We at tbti apologize for the lack of new posts but we were deeply engaged in a silent meditation retreat training our ovaries to be sterile. After prayer circles and shadow puppet dead baby jokes, we have return, renewed, refreshed, and blissfully barren to the greatest gift of all from loyal tbti operative Penny Royaltea. Penny writes:
The scene: a semi-fancy restaurant
The problem: Just after we order our food, in walks the trashiest looking couple pushing a baby stroller. Now let me stress: THIS IS NOT A RESTAURANT FOR CHILDREN. I mean, yeah, we’ve established that parents bring their kids EVERYWHERE now, but it seems most of the time, they have the good sense to know when a restaurant is just way too fancy.
We think: Oh, maybe it’ll be one of those QUIET BABIES
But no: It’s one of those babies who have just discovered their mouths make noises.
So all through dinner, we are treated to a round of delighted screams, interwoven with lip-buzzing noises and cooing NOT TO MENTION the couple has parked their baby just close enough to their table that it can KICK THE TABLE when it moves its feet making not only the entire table shake, but also all of the silverware and plates bang against the table.

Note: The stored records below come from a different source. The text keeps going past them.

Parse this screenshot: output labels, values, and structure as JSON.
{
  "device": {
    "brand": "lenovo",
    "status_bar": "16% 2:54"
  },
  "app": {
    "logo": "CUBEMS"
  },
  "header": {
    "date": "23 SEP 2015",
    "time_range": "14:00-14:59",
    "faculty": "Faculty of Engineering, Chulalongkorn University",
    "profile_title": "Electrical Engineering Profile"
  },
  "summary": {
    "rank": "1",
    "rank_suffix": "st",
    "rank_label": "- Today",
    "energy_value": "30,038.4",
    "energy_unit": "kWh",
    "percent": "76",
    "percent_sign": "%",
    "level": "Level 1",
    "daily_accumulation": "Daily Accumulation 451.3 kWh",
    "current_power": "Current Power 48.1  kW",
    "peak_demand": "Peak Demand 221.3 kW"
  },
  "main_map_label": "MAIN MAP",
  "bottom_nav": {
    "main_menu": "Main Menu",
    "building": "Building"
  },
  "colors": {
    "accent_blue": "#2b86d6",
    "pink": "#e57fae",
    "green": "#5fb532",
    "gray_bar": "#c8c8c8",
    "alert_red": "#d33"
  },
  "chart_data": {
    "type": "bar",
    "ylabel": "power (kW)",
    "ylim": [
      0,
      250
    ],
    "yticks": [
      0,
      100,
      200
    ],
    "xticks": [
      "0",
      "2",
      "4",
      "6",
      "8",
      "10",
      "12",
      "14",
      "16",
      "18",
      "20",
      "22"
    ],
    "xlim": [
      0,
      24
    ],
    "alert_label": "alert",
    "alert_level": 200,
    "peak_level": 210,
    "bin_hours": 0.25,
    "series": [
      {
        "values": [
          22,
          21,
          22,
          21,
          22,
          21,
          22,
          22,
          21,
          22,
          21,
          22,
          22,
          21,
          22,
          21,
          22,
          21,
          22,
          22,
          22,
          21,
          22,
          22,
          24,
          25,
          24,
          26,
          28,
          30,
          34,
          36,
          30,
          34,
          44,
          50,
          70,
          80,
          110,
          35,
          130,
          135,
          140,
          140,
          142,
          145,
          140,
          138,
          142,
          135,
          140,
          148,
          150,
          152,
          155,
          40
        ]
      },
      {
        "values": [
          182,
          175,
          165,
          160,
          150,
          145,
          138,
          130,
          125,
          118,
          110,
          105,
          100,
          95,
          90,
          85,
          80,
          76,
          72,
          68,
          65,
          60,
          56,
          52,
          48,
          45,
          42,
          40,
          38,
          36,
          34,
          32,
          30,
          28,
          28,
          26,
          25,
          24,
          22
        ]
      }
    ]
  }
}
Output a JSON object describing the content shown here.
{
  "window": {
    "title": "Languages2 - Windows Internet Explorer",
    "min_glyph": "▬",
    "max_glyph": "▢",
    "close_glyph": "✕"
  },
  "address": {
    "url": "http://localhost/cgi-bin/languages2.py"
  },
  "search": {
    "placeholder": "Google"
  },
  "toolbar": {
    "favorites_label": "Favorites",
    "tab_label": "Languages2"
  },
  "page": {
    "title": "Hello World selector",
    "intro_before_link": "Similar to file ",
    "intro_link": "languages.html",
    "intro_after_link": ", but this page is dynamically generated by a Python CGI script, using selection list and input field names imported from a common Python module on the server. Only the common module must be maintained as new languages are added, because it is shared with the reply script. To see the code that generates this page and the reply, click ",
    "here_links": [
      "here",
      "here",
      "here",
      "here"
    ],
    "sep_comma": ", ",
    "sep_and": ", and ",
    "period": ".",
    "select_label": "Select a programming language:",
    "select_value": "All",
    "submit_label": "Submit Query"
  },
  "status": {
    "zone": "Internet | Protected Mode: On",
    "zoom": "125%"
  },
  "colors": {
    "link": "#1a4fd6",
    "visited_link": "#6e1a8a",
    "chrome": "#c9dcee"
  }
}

As you can imagine, we clench our fists and jaws and bare it for well over an hour. And then my grandmother says: “inappropriate” just a little too loud
Immediately after: The mother and father got up and carried the baby out
and for the rest of the night, we were treated to straight out glares from everyone at their table as they took “shifts” so that one of them could sit with the baby in the alcove of the restaurant.
You might think it was cool, but listen to what happens next: One of the women–who i have to add, was dressed like the most white-trash bimbo tramp from the 80’s i have ever seen, with tight tapered jeans and a low-cut top–was feeding the baby from a bottle with the another woman. As I walk past her, she says in a New Jersey accent very audibly, “some people should really mind their own business”
I: stop in my tracks and say matter-of-factly: fuck you!
As i head into the bathroom, she retorts: well! you have quite the little mouth on you don’t you!
As I leave, she repeats again: you know, some people can’t mind their own business
I’m thinking how dumb can this woman be if she can’t come up with anything better than that, and I say: well you know, when SOME PEOPLE bring a baby to a restaurant like this one, their business becomes EVERYONE ELSE’S business, whether everyone else wants it to or not!
She waves her hand at me like the bimbo she is and says (sarcastically): have a nice night!
I’m again thinking i’m glad her mannerisms equal her choice of clothing, and say: well actually, thanks to you, I HAVEN’T
She is getting visibly and audibly irritated but still unwilling to use the word “fuck” in her ANGELIC BABY’S presence) her final retort: why don’t you frickin’ go FRICK yourself!